Events in 1893 in animation.

==Events==
- Specific date unknown
  - Émile Reynaud hand-paints 636 individual images for his upcoming animated film. Autour d'une cabine (Around A Cabin). The film was eventually released in 1894, shown at the Musée Grévin from December 1894 until March 1900.
  - Eadweard Muybridge produced a series of 50 different paper 'Zoopraxiscope discs' (basically a version of the phenakistiscopes), with pictures drawn by Erwin F. Faber. The discs were intended for sale at the 1893 World's Columbian Exposition in Chicago.

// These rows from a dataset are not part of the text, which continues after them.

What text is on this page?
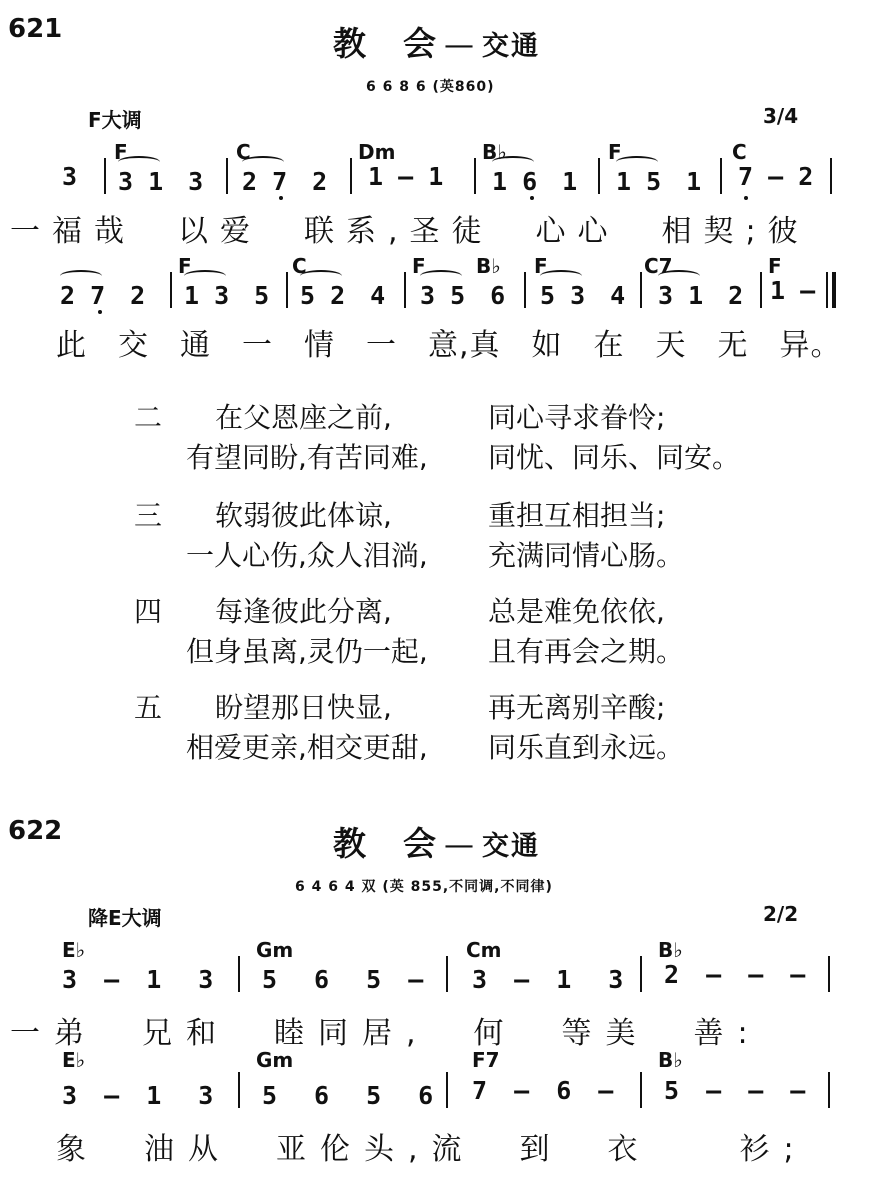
621	教　会 — 交通
6 6 8 6 (英860)
F大调	3/4
F	C	Dm	B♭	F	C
3 3 1　3 2 7　2 1 — 1 1 6　1 1 5　1 7 — 2
一福哉　以爱　联系,圣徒　心心　相契;彼
F	C	F	B♭ F	C7	F
2 7　2 1 3　5 5 2　4 3 5　6 5 3　4 3 1　2 1 —
此　交　通　一　情　一　意,真　如　在　天　无　异。
二 在父恩座之前,	同心寻求眷怜;
有望同盼,有苦同难, 同忧、同乐、同安。
三 软弱彼此体谅,	重担互相担当;
一人心伤,众人泪淌, 充满同情心肠。
四 每逢彼此分离,	总是难免依依,
但身虽离,灵仍一起, 且有再会之期。
五 盼望那日快显,	再无离别辛酸;
相爱更亲,相交更甜, 同乐直到永远。
622	教　会 — 交通
6 4 6 4 双 (英 855,不同调,不同律)
降E大调	2/2
E♭	Gm	Cm	B♭
3 — 1　3 5　6　5 — 3 — 1　3 2 — — —
一弟　兄和　睦同居,　何　等美　善:
E♭	Gm	F7	B♭
3 — 1　3 5　6　5　6 7 — 6 — 5 — — —
象　油从　亚伦头,流　到　衣　　衫;
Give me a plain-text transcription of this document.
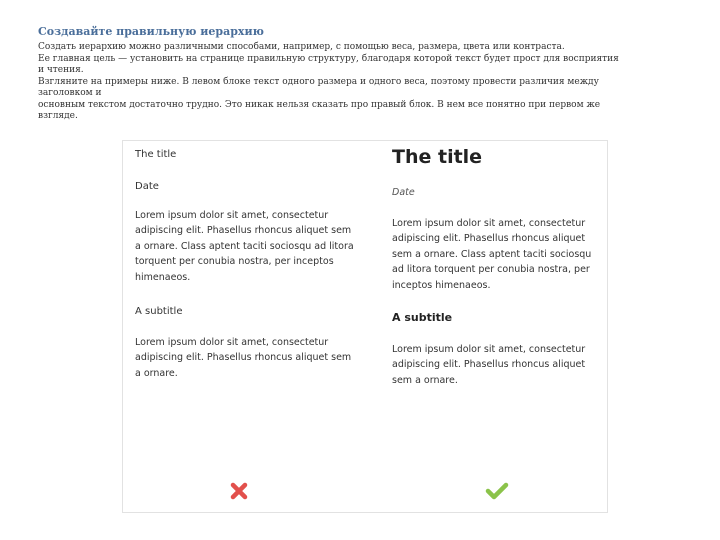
Создавайте правильную иерархию
Создать иерархию можно различными способами, например, с помощью веса, размера, цвета или контраста.
Ее главная цель — установить на странице правильную структуру, благодаря которой текст будет прост для восприятия
и чтения.
Взгляните на примеры ниже. В левом блоке текст одного размера и одного веса, поэтому провести различия между
заголовком и
основным текстом достаточно трудно. Это никак нельзя сказать про правый блок. В нем все понятно при первом же
взгляде.
The title
Date
Lorem ipsum dolor sit amet, consectetur adipiscing elit. Phasellus rhoncus aliquet sem a ornare. Class aptent taciti sociosqu ad litora torquent per conubia nostra, per inceptos himenaeos.
A subtitle
Lorem ipsum dolor sit amet, consectetur adipiscing elit. Phasellus rhoncus aliquet sem a ornare.
The title
Date
Lorem ipsum dolor sit amet, consectetur adipiscing elit. Phasellus rhoncus aliquet sem a ornare. Class aptent taciti sociosqu ad litora torquent per conubia nostra, per inceptos himenaeos.
A subtitle
Lorem ipsum dolor sit amet, consectetur adipiscing elit. Phasellus rhoncus aliquet sem a ornare.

They seem to have sold very poorly, and surviving discs are quite rare. The discs were printed in black-and-white, with twelve different discs also produced as chromolithographed versions. Of the coloured versions, only four different ones are known to still exist (with a total of five or six extant copies).

==Births==
===January===
- January 12: Edward Selzer, American film producer and publicist (Warner Bros. Cartoons), (d. 1970).

===February===
- February 10: Jimmy Durante, American actor, comedian, pianist, and singer (voiced himself in Frosty the Snowman), (d. 1980).

===June===
- June 24: Roy O. Disney, American businessman (co-founder and first CEO of the Walt Disney Company) and brother of Walt Disney, (d. 1971).

===August===
- August 27: Leslie Elton, American animator and comics artist (worked for J.R. Bray), (d. 1966).

===September===
- September 12: Wolfgang Zeller, German film composer (composed the orchestral score for the animated film The Adventures of Prince Achmed), (d. 1967).

===October===
- October 1: Cliff Friend, American songwriter and pianist (co-wrote "The Merry-Go-Round Broke Down" for Looney Tunes), (d. 1974).

===November===
- November 27: Harry Foster Welch, American radio and voice actor (voice of Popeye from 1945 to 1947), (d. 1973).

===December===
- December 29: Berthold Bartosch, German-Bohemian filmmaker, pioneer of silhouette animation, creator of an early version of the multiplane camera, (animator for The Adventures of Prince Achmed, director of The Idea), (d. 1968).